引き際
パチンコにハマっている人妻・亜希子(あきこ)とバイトの同僚である孝也(たかや)は、あるときパチンコに誘われる。ビギナーズラックで勝った孝也は家計を使い込んでしまった亜希子に勝ち分を幾らか融通してやるが、そのことで金の無心をされるようになり……。

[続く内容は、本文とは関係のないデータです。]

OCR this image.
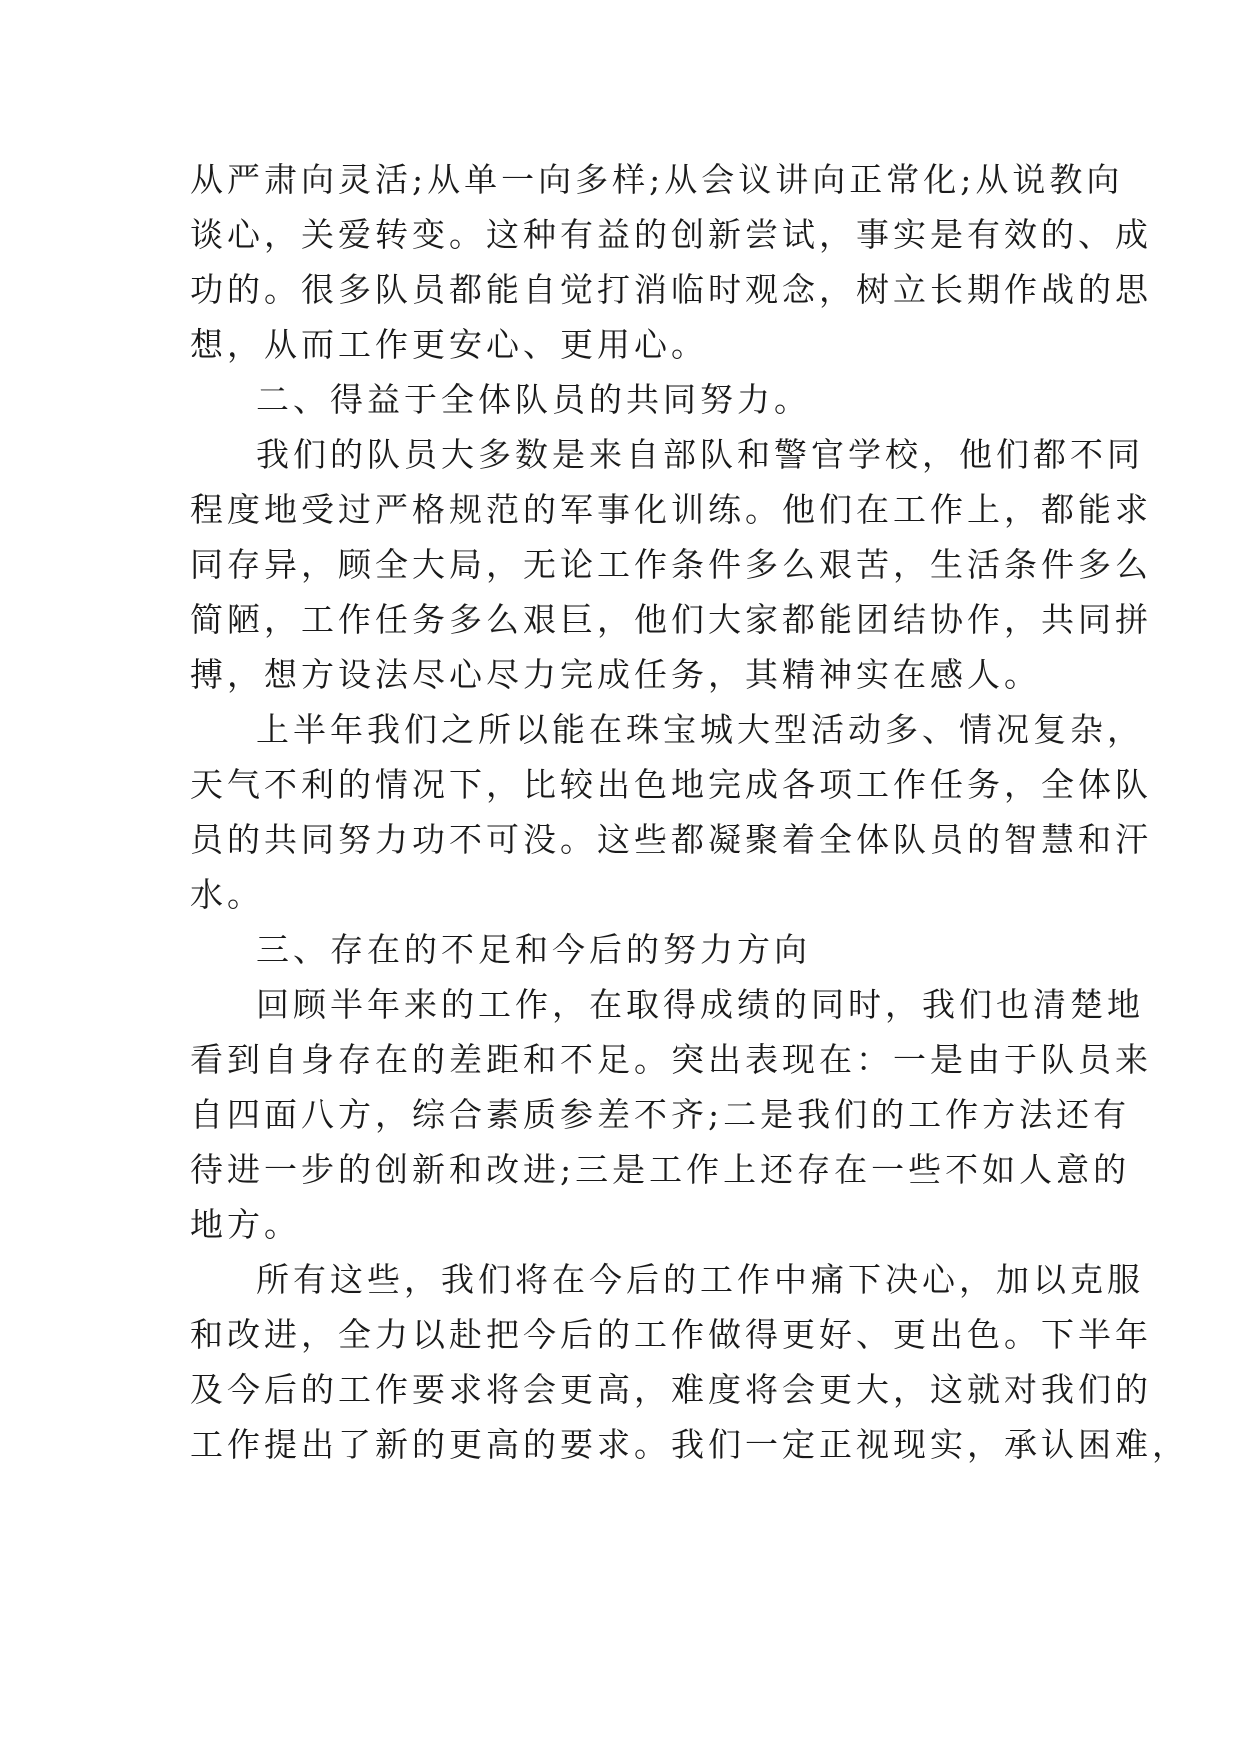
从严肃向灵活;从单一向多样;从会议讲向正常化;从说教向
谈心，关爱转变。这种有益的创新尝试，事实是有效的、成
功的。很多队员都能自觉打消临时观念，树立长期作战的思
想，从而工作更安心、更用心。
二、得益于全体队员的共同努力。
我们的队员大多数是来自部队和警官学校，他们都不同
程度地受过严格规范的军事化训练。他们在工作上，都能求
同存异，顾全大局，无论工作条件多么艰苦，生活条件多么
简陋，工作任务多么艰巨，他们大家都能团结协作，共同拼
搏，想方设法尽心尽力完成任务，其精神实在感人。
上半年我们之所以能在珠宝城大型活动多、情况复杂，
天气不利的情况下，比较出色地完成各项工作任务，全体队
员的共同努力功不可没。这些都凝聚着全体队员的智慧和汗
水。
三、存在的不足和今后的努力方向
回顾半年来的工作，在取得成绩的同时，我们也清楚地
看到自身存在的差距和不足。突出表现在：一是由于队员来
自四面八方，综合素质参差不齐;二是我们的工作方法还有
待进一步的创新和改进;三是工作上还存在一些不如人意的
地方。
所有这些，我们将在今后的工作中痛下决心，加以克服
和改进，全力以赴把今后的工作做得更好、更出色。下半年
及今后的工作要求将会更高，难度将会更大，这就对我们的
工作提出了新的更高的要求。我们一定正视现实，承认困难，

パチンコ玉が蠢く音や筐体から流れ出る効果音や楽曲がホールに満ち満ちていた。
耳の奥まで押されるような音圧に辟易しつつ、孝也(たかや)はレバーを小さく回す。すると銀色のパチンコ玉が筐体を下へ流れていく。
何が面白いのか。
うんざりした気分で孝也は背凭れに体重をかける。
「どう? 出てる?」
隣で打っている女性が孝也の耳元で訊ねた。
ギャンブルに微塵も興味がないパチンコを彼が打っているのは、元はと言えばこの女性に半ば強引に連れてこられたからである。
「亜希子(あきこ)さん」
「なぁに」
孝也が声を張って名前を呼ぶと、女性は筐体から目を片時も話さず返事をした。
「これ、いつまでやるんですか」
「玉がなくなるまで」
今度は心底うんざりして、孝也はレバーを思い切り捻った。するとパチンコ玉がどんどん筐体を滑り落ちていく。
さっさと終わらせ、帰りたい一心の行動だ。
だが――
「えっ、あっ、え?」
「うわ、当たってる当たってる!」
どこを、どう玉が落ちていったのか。唐突に筐体の真ん中に据えられている液晶がアニメーションを垂れ流し始めた。それを見た亜希子が隣から手を伸ばし、ボタンを連打すると次々とパチンコ玉が排出され、筐体に備え付けられた受け口があっという間に満杯になってしまう。
そのまま数時間。
最終的に孝也のドル箱は四つ積み上がるほどになっていた。
それらを全て換金すると、それなりの額が懐に入り込む。
臨時収入としては有難いはずなのだが、どうにも後ろめたいような、座りの悪さが財布を仕舞ったポケットにある。
ギャンブルで手にしたあぶく銭ということも理由だ。
しかし、一番の理由は隣で青い顔をしている亜希子の存在である。